Hidden fungal molecules discovered

The payoff was substantial.

“We isolated 18 distinct complex molecules, eight of which possessed chemical structures entirely new to science,” said Chunxiao Sun, a postdoctoral researcher in the Gao Lab.

“Of these uncovered molecules, three exhibited promising anti-cancer properties. These molecules can serve as lead compounds for disease treatment, providing a vital new pipeline for drug discovery,” Sun said.

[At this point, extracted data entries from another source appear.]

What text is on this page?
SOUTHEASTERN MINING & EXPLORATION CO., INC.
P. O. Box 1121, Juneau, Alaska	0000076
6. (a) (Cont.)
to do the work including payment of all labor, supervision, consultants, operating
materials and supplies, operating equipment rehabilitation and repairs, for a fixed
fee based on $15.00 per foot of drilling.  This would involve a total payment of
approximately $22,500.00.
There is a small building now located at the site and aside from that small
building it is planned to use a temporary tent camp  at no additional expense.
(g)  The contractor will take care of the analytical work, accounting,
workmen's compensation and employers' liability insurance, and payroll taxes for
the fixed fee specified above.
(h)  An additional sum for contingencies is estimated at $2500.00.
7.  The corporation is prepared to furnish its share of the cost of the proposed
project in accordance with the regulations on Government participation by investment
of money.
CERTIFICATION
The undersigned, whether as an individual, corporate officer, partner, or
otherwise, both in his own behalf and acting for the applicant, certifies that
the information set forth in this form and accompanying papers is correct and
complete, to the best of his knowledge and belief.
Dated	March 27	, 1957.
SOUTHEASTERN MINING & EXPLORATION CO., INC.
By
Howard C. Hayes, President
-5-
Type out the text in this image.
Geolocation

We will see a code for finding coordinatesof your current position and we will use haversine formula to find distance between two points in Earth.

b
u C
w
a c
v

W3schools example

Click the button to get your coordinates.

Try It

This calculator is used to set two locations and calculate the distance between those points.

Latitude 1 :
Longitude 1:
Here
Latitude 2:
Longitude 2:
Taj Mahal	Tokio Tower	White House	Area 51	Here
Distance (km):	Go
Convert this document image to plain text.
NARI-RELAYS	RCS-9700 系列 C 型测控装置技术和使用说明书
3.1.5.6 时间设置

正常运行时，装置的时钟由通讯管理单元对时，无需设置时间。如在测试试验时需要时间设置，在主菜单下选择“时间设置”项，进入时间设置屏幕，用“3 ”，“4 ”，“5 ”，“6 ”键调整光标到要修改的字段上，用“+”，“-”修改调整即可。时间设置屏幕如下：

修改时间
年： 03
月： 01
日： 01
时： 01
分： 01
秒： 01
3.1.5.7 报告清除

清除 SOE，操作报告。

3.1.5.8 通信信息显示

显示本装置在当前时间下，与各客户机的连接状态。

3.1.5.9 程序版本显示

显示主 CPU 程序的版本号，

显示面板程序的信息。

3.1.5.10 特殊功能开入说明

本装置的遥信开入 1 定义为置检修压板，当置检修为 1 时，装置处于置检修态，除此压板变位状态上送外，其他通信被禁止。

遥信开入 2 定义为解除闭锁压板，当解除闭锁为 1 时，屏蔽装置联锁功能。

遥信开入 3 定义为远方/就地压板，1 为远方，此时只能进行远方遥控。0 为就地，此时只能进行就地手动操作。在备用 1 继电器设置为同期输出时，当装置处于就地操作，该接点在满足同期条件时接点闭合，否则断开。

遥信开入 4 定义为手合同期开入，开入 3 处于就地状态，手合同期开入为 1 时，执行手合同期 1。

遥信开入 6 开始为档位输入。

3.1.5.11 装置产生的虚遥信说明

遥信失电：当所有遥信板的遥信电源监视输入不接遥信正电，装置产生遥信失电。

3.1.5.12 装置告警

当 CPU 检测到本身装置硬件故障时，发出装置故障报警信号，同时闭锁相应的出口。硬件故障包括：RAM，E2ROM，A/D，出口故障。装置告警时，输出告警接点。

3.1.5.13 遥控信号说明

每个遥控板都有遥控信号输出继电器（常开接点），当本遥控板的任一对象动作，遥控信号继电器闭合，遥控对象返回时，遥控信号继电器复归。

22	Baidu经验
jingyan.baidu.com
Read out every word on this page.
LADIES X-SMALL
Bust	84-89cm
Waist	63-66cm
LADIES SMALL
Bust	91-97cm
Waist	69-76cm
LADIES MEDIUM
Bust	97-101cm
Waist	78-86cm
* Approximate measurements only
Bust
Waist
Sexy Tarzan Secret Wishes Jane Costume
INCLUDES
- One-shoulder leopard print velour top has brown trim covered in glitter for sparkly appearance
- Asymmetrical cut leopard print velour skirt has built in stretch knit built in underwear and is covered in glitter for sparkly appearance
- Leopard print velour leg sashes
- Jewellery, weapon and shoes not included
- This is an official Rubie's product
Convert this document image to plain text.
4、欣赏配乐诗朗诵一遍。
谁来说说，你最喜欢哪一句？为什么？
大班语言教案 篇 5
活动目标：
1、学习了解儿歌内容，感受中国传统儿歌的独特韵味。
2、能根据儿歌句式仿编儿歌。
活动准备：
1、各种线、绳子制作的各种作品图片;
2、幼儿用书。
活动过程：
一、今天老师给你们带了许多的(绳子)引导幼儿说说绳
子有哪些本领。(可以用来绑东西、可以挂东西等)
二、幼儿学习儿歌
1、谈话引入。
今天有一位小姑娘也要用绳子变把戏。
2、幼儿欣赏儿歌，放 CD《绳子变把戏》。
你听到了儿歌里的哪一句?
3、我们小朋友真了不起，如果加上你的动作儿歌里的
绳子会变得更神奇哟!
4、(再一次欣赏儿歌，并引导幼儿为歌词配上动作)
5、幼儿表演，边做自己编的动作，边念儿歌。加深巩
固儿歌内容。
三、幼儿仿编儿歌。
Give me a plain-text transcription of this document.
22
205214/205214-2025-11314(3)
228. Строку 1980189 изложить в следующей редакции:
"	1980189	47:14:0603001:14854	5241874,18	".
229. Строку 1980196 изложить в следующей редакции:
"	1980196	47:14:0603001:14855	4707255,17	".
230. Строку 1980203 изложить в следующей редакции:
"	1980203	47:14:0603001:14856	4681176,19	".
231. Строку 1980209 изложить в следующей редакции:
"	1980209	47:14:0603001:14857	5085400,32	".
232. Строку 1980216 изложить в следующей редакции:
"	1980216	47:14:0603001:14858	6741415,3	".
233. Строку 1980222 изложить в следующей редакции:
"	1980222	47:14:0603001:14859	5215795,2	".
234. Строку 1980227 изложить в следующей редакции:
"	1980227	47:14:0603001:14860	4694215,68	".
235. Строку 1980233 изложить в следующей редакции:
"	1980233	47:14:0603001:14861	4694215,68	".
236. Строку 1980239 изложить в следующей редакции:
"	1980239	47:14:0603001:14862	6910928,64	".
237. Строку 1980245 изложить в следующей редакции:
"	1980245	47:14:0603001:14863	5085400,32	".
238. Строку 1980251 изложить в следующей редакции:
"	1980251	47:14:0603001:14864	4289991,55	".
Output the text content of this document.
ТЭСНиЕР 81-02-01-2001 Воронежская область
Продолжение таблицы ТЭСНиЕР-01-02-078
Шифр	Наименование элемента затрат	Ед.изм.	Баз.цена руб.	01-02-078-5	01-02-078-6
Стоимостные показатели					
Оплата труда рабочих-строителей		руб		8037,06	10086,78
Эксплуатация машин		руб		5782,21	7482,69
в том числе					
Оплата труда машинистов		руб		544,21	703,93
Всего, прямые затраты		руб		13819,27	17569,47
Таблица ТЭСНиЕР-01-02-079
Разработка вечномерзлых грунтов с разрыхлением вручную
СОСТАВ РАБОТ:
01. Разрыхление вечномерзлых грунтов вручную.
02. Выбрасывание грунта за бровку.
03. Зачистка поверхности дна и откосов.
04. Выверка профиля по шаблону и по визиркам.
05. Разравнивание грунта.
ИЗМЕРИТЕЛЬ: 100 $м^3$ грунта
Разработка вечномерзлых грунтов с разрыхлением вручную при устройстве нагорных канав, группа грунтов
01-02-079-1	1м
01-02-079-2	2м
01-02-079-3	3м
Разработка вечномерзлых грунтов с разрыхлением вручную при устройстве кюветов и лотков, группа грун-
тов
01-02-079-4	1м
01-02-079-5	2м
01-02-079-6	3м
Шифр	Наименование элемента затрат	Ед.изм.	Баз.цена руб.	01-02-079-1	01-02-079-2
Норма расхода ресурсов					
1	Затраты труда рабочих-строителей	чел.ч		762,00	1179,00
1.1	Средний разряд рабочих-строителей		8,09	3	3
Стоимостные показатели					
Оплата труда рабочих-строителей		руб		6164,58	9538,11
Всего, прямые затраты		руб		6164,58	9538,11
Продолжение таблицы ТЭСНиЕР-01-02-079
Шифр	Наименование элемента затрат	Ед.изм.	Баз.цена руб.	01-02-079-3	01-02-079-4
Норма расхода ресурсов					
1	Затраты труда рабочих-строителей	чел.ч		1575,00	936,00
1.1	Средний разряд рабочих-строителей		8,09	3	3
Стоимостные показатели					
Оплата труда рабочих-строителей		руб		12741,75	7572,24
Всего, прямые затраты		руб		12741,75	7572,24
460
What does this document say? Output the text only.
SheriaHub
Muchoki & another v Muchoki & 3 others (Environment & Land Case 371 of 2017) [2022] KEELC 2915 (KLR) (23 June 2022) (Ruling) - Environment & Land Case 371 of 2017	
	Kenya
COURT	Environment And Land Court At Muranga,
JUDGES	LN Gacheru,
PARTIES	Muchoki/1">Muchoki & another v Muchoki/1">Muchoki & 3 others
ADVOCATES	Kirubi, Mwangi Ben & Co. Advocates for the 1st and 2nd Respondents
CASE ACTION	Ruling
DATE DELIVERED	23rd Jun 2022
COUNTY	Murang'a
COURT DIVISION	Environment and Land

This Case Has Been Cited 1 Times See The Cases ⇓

Several of the fresh finds belonged to a chemical family called pyranonigrins. A few carried building blocks never before seen stitched into that core structure.

Three that attack cancer cells

The team first tested the new compounds against common bacteria and yeast. None of them did much there.

Against human cancer cells, the picture changed sharply. One molecule showed selective toxicity toward breast, liver, and leukemia cancer cells, while leaving other cells largely alone.

Tiny structural details turned out to matter enormously. A single sulfur-containing side chain appeared to decide whether a molecule could kill cancer cells or do nothing.

Remove that one feature, and the activity vanished. That kind of clue helps chemists understand what makes a compound work, and how they might sharpen it.

Where this goes next

The finding points to a far larger reserve waiting in plain sight. More than 90 percent of fungal gene clusters remain uncharacterized, which means an enormous store of chemistry sits unexamined.

“It’s a compelling proof-of-concept demonstrating that the next generation of life-saving therapeutics might already exist in nature,” Gao said.

The team now wants to point fPE7max at many more fungal species.

The plan is to retire the old treasure-hunt method, combing through wild fungi in hope of a lucky find, and replace it with something systematic and repeatable.

For a long-overlooked branch of biology, that is a genuine turn. The black box is finally beginning to open.

The study is published in the journal Nature Biotechnology.